キフォステンマ・エレファントプスは日光を好み、日光が不足するとツルが徒長したり、害虫の発生、塊根の腐敗を誘発します。
ツルから生える葉の間隔の詰まった元気の良い株に育てるには十分な日光を確保しましょう。
キフォステンマ・エレファントプスの塊茎は塊茎は本来は地中に埋まっています。
十分に活着した調子の良い株は塊茎を日光に晒しても問題ありませんが、活着前の株や調子の悪い株、小さな株の塊茎を長時間日光に当てると調子を崩す場合があります。
そのような株はなるべくツルや葉だけが日光によく当たるように工夫してください。
【水やり】
成長期である春から初秋にかけては用土が乾燥しきる前にたっぷり水やりします。
ツルを旺盛に伸ばしている場合は比較的水を好みますが、十分な日当たりと通風は確保しましょう。
通気性の悪い鉢や水はけの悪い用土、用土の量が多い場合に過度に水やりすると塊茎の腐敗を招きます。
栽培環境に応じて、株の状態や用土の乾燥具合を確認しながら水やりしてください。
秋に入り、涼しくなってきたら徐々に水やりの回数と量を減らし、ツルや葉が枯れ始めた頃から春までは断水気味に管理します。
ただし害虫防止や細根の枯死防止といった観点からも、休眠期も月に数回は天気の良い暖かい日に軽く土を湿らす程度に水やりすると、調子良く越冬できる場合があります。
ただし少しでも低温の日、悪天が続く日、休眠時の極端な気温変化がある場合に水やりすると、塊茎の腐敗を誘発します。

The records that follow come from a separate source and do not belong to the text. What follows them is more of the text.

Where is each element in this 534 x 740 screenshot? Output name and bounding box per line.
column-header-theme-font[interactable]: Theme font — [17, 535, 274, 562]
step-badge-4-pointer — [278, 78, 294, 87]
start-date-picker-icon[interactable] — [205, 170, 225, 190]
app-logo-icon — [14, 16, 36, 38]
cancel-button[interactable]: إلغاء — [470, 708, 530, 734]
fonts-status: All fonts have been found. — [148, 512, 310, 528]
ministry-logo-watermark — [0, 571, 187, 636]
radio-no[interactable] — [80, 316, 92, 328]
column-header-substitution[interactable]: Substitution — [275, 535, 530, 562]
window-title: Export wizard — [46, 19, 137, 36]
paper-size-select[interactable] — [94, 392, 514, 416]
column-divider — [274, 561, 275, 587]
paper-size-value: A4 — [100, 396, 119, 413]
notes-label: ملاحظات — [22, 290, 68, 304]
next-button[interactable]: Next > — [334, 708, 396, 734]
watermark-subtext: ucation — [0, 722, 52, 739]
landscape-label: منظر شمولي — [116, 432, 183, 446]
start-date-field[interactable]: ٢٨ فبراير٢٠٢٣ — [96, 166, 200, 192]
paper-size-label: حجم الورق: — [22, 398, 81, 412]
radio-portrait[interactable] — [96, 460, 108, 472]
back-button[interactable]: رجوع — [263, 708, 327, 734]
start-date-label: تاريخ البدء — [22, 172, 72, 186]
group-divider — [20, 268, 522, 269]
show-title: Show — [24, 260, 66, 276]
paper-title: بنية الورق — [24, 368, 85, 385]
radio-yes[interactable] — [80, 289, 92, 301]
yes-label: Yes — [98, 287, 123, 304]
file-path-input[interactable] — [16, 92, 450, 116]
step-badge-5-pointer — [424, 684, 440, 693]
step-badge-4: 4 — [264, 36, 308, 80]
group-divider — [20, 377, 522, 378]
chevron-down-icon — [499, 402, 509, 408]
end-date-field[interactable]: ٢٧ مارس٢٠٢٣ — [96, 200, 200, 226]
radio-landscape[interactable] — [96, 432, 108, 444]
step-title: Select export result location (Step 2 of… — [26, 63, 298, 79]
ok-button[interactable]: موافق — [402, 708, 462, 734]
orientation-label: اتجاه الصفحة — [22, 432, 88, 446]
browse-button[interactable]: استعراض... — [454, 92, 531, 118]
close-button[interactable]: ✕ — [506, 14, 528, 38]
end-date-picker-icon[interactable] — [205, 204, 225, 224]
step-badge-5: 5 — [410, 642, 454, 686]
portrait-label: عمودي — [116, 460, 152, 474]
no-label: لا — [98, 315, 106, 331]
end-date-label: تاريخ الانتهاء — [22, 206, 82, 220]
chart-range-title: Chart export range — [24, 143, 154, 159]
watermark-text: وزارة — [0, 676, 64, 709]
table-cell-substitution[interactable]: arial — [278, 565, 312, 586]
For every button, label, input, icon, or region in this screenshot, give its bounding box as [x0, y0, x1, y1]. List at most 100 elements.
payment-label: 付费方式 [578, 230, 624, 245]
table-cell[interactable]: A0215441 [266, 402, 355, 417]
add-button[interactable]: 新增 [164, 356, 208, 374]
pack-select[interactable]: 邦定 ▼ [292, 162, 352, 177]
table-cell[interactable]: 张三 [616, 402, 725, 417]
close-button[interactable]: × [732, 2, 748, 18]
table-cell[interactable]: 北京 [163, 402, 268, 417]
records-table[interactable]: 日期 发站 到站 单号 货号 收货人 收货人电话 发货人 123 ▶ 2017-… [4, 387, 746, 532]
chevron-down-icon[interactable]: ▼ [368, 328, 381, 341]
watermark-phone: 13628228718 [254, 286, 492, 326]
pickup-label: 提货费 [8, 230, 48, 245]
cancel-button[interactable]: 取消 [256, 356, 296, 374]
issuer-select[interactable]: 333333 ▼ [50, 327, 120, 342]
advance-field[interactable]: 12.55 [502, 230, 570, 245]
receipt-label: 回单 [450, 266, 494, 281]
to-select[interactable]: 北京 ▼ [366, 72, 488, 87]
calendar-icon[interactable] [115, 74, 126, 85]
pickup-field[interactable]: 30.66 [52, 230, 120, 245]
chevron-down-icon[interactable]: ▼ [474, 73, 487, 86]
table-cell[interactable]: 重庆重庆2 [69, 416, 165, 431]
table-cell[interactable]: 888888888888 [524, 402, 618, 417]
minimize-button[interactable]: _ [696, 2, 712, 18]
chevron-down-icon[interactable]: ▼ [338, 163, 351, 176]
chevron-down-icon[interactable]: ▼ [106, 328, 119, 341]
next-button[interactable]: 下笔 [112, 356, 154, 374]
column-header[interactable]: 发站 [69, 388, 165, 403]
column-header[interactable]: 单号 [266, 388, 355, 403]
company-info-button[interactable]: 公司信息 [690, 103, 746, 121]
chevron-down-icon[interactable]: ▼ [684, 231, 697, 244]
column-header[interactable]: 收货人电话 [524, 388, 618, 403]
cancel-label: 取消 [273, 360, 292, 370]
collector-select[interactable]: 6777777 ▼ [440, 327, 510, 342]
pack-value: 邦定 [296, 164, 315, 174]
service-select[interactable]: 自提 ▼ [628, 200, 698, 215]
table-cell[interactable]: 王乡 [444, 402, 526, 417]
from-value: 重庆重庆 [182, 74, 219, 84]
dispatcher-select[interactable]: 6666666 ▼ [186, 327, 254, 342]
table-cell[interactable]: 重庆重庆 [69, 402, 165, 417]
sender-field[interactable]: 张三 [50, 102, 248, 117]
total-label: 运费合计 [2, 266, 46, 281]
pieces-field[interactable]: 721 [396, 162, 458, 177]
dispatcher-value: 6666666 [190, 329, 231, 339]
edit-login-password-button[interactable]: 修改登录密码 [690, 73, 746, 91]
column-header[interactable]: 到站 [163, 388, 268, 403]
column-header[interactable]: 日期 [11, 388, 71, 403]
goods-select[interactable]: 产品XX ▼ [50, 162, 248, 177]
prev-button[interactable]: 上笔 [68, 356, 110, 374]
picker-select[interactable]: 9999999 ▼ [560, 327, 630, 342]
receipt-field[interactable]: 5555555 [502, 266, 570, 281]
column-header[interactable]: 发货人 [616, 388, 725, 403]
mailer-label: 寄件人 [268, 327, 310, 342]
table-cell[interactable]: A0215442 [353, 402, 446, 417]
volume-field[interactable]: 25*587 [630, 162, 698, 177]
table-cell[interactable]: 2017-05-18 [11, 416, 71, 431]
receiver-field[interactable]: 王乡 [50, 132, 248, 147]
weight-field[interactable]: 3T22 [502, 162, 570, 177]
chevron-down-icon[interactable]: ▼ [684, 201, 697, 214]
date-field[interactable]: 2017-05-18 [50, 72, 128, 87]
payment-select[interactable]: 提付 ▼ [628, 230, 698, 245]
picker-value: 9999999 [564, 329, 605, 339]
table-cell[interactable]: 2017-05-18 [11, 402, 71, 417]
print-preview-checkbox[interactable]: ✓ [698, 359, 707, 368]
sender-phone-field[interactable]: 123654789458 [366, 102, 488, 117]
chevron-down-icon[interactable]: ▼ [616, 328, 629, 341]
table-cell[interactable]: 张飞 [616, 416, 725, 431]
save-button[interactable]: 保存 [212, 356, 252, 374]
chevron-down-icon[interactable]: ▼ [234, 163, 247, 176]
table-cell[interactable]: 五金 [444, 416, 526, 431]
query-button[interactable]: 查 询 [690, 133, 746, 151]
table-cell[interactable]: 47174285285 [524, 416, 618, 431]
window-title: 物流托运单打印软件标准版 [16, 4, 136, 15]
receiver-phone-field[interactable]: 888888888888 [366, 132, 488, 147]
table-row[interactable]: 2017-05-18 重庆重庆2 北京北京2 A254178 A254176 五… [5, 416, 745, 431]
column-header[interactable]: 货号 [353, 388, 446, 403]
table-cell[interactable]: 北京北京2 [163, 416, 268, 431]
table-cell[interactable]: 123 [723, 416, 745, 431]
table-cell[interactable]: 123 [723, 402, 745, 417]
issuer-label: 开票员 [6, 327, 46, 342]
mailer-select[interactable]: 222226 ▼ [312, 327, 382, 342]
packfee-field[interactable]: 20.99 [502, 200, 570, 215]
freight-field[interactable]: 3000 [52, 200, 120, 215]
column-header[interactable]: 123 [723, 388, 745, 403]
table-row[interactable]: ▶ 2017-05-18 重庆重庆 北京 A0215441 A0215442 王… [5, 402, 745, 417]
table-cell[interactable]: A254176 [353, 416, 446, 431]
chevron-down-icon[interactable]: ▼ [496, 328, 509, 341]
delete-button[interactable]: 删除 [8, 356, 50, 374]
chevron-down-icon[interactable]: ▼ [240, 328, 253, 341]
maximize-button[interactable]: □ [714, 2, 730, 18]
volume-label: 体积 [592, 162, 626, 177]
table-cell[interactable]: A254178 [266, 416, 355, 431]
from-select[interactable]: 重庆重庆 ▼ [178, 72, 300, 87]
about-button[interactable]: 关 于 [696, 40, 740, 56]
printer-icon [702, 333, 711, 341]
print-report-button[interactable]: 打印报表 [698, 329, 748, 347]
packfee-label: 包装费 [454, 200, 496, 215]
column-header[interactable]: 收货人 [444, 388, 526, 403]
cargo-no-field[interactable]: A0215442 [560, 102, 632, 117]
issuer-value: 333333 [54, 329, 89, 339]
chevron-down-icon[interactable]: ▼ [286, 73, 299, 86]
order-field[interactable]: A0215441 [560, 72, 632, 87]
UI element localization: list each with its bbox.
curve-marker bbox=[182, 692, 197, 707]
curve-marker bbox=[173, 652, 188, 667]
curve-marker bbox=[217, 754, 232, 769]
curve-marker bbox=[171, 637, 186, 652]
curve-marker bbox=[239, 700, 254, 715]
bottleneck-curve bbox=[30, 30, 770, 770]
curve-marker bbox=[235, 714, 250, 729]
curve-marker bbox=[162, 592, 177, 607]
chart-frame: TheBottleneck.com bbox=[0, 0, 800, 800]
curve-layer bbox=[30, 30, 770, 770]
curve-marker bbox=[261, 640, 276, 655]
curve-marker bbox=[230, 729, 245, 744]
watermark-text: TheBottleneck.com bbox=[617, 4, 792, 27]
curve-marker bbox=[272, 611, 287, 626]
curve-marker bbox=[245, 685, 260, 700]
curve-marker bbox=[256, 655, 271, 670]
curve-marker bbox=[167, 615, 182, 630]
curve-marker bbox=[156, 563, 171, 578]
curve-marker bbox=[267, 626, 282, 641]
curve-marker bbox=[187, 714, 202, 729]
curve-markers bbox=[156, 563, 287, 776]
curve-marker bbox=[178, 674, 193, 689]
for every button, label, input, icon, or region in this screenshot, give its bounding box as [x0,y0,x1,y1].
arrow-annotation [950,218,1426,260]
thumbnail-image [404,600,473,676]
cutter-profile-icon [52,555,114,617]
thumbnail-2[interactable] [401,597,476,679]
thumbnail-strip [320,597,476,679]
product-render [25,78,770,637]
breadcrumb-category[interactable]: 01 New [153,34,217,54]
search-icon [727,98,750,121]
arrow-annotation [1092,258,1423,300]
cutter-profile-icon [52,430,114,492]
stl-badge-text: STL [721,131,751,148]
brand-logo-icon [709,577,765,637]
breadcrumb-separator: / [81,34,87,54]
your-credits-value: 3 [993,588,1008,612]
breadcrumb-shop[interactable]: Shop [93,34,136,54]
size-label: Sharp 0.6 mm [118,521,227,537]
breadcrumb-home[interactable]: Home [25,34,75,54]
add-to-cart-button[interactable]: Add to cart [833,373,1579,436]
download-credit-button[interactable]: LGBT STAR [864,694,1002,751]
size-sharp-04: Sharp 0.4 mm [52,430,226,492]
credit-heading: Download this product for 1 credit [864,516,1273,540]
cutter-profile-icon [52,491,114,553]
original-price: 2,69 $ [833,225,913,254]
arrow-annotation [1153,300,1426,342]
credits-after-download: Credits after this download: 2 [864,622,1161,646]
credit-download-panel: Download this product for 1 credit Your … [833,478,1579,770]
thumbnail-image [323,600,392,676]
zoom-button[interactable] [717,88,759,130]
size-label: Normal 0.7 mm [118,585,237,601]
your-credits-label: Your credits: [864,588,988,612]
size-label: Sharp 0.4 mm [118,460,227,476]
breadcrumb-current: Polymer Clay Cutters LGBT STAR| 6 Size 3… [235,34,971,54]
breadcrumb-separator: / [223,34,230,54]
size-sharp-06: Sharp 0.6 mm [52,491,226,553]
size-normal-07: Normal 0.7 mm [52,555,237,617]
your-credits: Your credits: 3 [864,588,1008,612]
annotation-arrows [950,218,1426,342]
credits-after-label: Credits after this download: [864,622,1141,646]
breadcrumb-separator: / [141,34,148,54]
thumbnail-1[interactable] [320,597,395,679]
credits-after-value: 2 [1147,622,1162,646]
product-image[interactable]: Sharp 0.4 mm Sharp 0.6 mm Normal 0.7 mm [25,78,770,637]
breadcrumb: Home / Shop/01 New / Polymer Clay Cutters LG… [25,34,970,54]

休眠期に水やりする際は、温度・湿度・気温変化に最大限に気を使った上で行ってください。
【肥料】
成長期の夏に薄めた液肥を与えます。
用土によく醗酵した有機質肥料や、緩効性の化成肥料を少量混ぜ込んでおいても良いと思います。
【適温】
キフォステンマ・エレファントプスは非常に寒さに弱いため、冬は暖かい場所で管理します。
よく活着した、ある程度の大きさに育った株は一時的な寒さに耐えることができますが、可能な限り寒さには当てないようにしましょう。
休眠中も塊茎や表土・鉢を日光にあて、日中に鉢内と植物自体の温度を上げると耐寒性も増します。